Fotos: Tocho, Plano (Il.), noviembre de 2021
El largo y lento tren, tirado por una máquina de fuel, y compuesto por vagones de aluminio corrugado de dos pisos, se detiene ante un apeadero, tan solo señalado por un porche alargado que protege del viento helado que barre, con menos cinco grados, la tierra de nadie que compone el centro de la pequeña ciudad de Aurora, caracterizado por un desmesurado aparcamiento a la intemperie, enteramente ocupado. Nadie desciende, ni nadie espera o llega a la estación.
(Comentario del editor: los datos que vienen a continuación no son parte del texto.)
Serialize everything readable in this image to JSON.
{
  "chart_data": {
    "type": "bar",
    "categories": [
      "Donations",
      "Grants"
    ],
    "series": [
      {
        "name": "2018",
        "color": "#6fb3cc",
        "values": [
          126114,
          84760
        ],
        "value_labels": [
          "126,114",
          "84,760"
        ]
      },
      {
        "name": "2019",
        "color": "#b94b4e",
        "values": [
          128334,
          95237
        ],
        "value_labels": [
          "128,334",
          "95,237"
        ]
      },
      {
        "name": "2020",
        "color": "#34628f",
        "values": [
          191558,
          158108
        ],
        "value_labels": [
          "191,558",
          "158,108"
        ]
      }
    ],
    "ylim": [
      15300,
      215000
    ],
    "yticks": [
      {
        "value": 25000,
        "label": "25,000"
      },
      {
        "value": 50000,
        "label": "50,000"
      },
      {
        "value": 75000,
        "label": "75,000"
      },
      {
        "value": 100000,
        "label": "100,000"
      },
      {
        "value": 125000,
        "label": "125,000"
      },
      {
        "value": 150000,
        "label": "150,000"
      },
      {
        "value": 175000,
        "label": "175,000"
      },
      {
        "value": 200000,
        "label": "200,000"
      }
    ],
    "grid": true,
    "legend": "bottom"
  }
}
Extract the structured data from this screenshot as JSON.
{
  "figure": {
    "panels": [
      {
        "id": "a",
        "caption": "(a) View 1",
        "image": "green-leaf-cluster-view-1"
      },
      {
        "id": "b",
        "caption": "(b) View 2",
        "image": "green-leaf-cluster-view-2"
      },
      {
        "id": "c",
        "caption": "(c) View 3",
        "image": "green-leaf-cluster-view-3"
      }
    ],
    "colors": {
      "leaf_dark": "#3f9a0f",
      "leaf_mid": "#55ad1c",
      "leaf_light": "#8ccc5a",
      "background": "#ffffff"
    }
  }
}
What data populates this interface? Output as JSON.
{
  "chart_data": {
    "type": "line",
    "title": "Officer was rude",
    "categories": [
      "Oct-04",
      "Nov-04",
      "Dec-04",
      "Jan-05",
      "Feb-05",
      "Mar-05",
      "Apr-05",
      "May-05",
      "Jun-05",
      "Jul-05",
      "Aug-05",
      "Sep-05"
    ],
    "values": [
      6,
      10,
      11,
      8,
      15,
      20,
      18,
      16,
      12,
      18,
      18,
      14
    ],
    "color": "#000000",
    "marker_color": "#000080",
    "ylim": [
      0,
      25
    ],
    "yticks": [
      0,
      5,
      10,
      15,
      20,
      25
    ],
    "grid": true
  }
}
De ahí, un coche de alquiler, a través de carreteras cada vez más angostas, de autopistas a caminos vecinales, conduce entre campos labrados, casas de madera y pronunciado tejado a dos aguas aisladas, y depósitos de agua, por los alrededores -o quizá el centro one contra le de Plano, otra pequeña ciudad en la planicie del estado de Illinois, hasta un camino que desciende hacia un poderoso rio de aguas caudalosas, seguido por una senda embarrada -negra, espesa y helada-, entre un denso bosque, en una de cuyas orillas, apenas separadas de las aguas, se yergue, como sobre zancos, o muletas, la inmaculada caja de vidrio y de metal de la casa Farnsworth proyectada por el arquitecto Mies van ser Rohe, y soportada, hasta el desánimo, por quien encargó un retiro en el bosque, la música, poetisa y médica Edith Farnsworth, siempre que las aguas no la recubran ya que la casa fue edificada en un terreno inundable. Y el río es inmisericorde.
Un hermoso joyero, una delicada escultura que parece levitar, una caja mágica, perfectamente proporcionada, una insólita aparición blanca precedida por una bandeja de travertino, una lámpara japonesa que se confunde con el paisaje circundante que se descubre a través de los cerramientos de vidrio.
Pero no es una casa. Esa era, al menos, ls (sin duda sensata o sentida, triste y protestada) reflexión de Edith Farnsworth tras haber tratado de vivir años en ella, antes de venderla.
Cambió los incómodos, hieráticos y bellos muebles del arquitecto por muebles más cálidos y menos distantes de otros arquitectos y diseñadores, como Gio Ponti, en contra del criterio del proyectista. Dispuso alfombras marroquíes y obras arqueológicas chinas, y “estores”, en un intento de convertir la casa de vidrio en un hogar. No lo consiguió. La casa siguió siendo un amplio circuito alrededor de un núcleo compuesto por una sala de máquina, dos baños y una cocina abierta, y no logró encontrar un lugar donde recogerse; quizá tan solo en la terraza cubierta, en verano. Dejó que las hierbas crecieran alrededor de la casa, como si fueren a constituir una frágil defensa, y acabó denunciando al arquitecto.
Un lord inglés millonario acabó comprando la casa a finales de los años sesenta, dispuso los muebles que el arquitecto había previsto e impuesto, pero la crecida de las aguas lo arruinó.
Hoy, la casa pertenece a una fundación. Ayer se inauguró el cambio del suelo de costoso travertino malparado por la humedad, y los operarios aún discutían esta mañana cómo reparar goteras y los paneles de vidrio fragilizados por la herrumbre de los montantes metálicos.
Hoy, la casa Farnsworth puede cumplir la función para la que fue proyectada: un enigmático paralelepípedo de cristal en medio del bosque, una réplica vitrificada a las aguas del río que se hielan, un perfecto y gélido bloque cristalino, o de hielo, fascinante, que atrae y rechaza, que convierte al usuario en un visitante de paso -y que logra poner de manifiesto la fragilidad de la vida superada por la inmutable dureza y distancia De la Villa-, un enigmático objeto, admirable desde fuera y temible desde dentro, la maravillosa cristalización de una pesadilla, digna de verse, antes de huir, sin haberla entendido.